Acerca deste mito (que de novo traz Constantino I [e o séc. IV] à colação, para se apontar para uma presumível cisão na fé cristã sucedida com ele), há uma série de clarificações que devem ser feitas, pois, como com outros mitos anteriores, ele mescla verdades com mentiras.
Desde logo, importa admitir que, embora só depois do séc. III, o crescimento do “movimento ascético cristão” decorrerá, em certa parte, da perceção, mais ou menos correta, de que o Cristianismo assumia alguns valores contrastantes com os seus. Deveras, muitos cristãos não reconhecerão a Igreja “dos mártires” na Igreja “imperial” e, assim, desta se afastarão (deste ou daquele modo, neste ou naquele grau) em procura de uma maior pureza e integridade.
Acontece, porém, que é um erro dizer-se que o incentivo para o surgir de tal aduzido movimento tenha sido essa relativa mundanização (sucedida a partir de meados do séc. IV).
Na verdade, há evidências, já do séc. II, de cristãos que, na senda de Jesus Cristo, começaram a abdicar do Matrimónio e a viver com um mínimo de bens para se dedicarem, mais atentamente, à oração e às obras de caridade. Pode-se referir, por exemplo, textos de Hermas (diversas passagens em “O Pastor”, obra existente ao redor de 150); Justino de Siquém (o capítulo 15 da sua “Primeira Apologia”, redigida a meados da dita centúria); e Atenágoras de Atenas (no capítulo 33 do seu “Apelo em favor dos Cristãos”, escrito por volta de 177).
Dito isto, é no decurso do século III (antes, pois, do “início” institucional propriamente dito do “movimento ascético cristão”, com Pacómio de Tebas, Macário do Egito, Evágrio Pôntico e, entre outros, Basílio de Cesareia) que algo de mais evidente assomou. E esta realidade, notavelmente devido a dois pilares: a) os escritos de Clemente de Alexandria, Cipriano de Cartago e, sobretudo, Orígenes de Alexandria; b) e a figura de António do Deserto.

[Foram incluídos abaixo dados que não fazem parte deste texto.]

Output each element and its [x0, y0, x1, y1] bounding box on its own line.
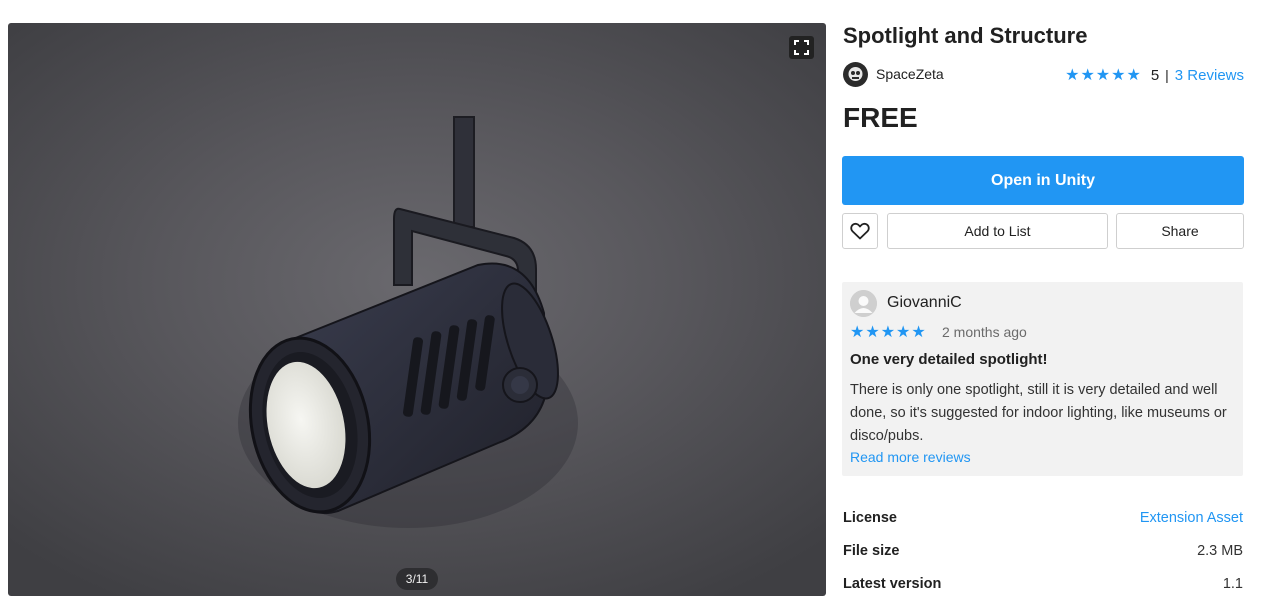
spec-label: Latest version [843, 576, 942, 592]
author-rating-row: SpaceZeta ★★★★★ 5 | 3 Reviews [843, 62, 1244, 88]
favorite-button[interactable] [842, 213, 878, 249]
spec-row-file-size: File size 2.3 MB [843, 541, 1243, 574]
rating-stars: ★★★★★ [1065, 67, 1142, 84]
read-more-reviews-link[interactable]: Read more reviews [850, 449, 971, 465]
spec-row-latest-version: Latest version 1.1 [843, 574, 1243, 607]
add-to-list-button[interactable]: Add to List [887, 213, 1108, 249]
spec-value: 2.3 MB [1197, 543, 1243, 559]
publisher-avatar[interactable] [843, 62, 868, 87]
review-date: 2 months ago [942, 324, 1027, 340]
rating-value: 5 [1150, 66, 1160, 84]
publisher-name[interactable]: SpaceZeta [876, 66, 944, 82]
reviewer-name: GiovanniC [887, 294, 962, 311]
product-rating: ★★★★★ 5 | 3 Reviews [1065, 65, 1244, 85]
rating-separator: | [1165, 67, 1169, 83]
license-link[interactable]: Extension Asset [1140, 510, 1243, 526]
reviews-link[interactable]: 3 Reviews [1175, 67, 1244, 84]
spotlight-3d-render [238, 116, 578, 528]
spec-value: 1.1 [1222, 576, 1243, 592]
open-in-unity-button[interactable]: Open in Unity [842, 156, 1244, 205]
product-price: FREE [843, 102, 918, 133]
fullscreen-icon [794, 40, 809, 55]
spec-row-license: License Extension Asset [843, 508, 1243, 541]
review-stars: ★★★★★ [850, 324, 927, 341]
reviewer-avatar [850, 290, 877, 317]
product-title: Spotlight and Structure [843, 23, 1088, 48]
publisher-logo-icon [843, 62, 868, 87]
spec-label: File size [843, 543, 900, 559]
spec-label: License [843, 510, 897, 526]
review-card: GiovanniC ★★★★★ 2 months ago One very de… [842, 282, 1243, 476]
asset-specs: License Extension Asset File size 2.3 MB… [843, 508, 1243, 607]
review-title: One very detailed spotlight! [850, 351, 1048, 368]
user-avatar-icon [850, 290, 877, 317]
review-body: There is only one spotlight, still it is… [850, 382, 1227, 444]
share-button[interactable]: Share [1116, 213, 1244, 249]
product-image-viewer[interactable]: 3/11 [8, 23, 826, 596]
image-counter: 3/11 [396, 568, 438, 590]
heart-icon [850, 222, 870, 240]
fullscreen-button[interactable] [789, 36, 814, 59]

Devido àquele «sobretudo», diga-se que, apoiando-se numa distinção entre “preceitos” e “conselhos” de Jesus (que o Novo Testamento desconhece), Orígenes advogou, com grande sucesso para o seu futuro, que dentro da Grande Igreja havia duas “classes” de cristãos (veja-se, por exemplo, “Comentário acerca do ‘Evangelho de Mateus’”, 15, 10, de cerca de 247). Uma era a dos «perfeitos», que existiam numa vida «verdadeira» – estes seguiam os indicados “preceitos” e “conselhos”. A outra era a dos «simples», que existiam numa vida tida como «sombra» da «verdadeira» – estoutros seguiam apenas os “preceitos”.
Já a figura de António do Egito (em Portugal conhecido por Antão do Egito), destaca-se por ter sido apresentada como um exemplo arquetípico e paradigmático da vida ascética, seja na importantíssima obra “Ditos dos Padres do Deserto” (compilação, elaborada entre os séculos IV e V, de ensinamentos espirituais), seja, sobretudo, na obra “A Vida de António”, acabada de escrever por Atanásio de Alexandria no ano de 360.
Embora esta última seja menos um relato biográfico do que uma apologia de uma forma de vida, há alguns dados que nos permitem dizer que terá sido com ele, e nos fins do séc. III, que (nas elevações rochosas nos desertos do Norte do Egito) começaram a ser feitas adaptações nas cavernas para se ter células para eremitas. Eremitas que, seguindo António, almejavam a salvação individual mediante, nomeadamente: uma grande simplicidade; sérias restrições alimentares; a continência sexual; e uma oração que se queria o mais contínua possível.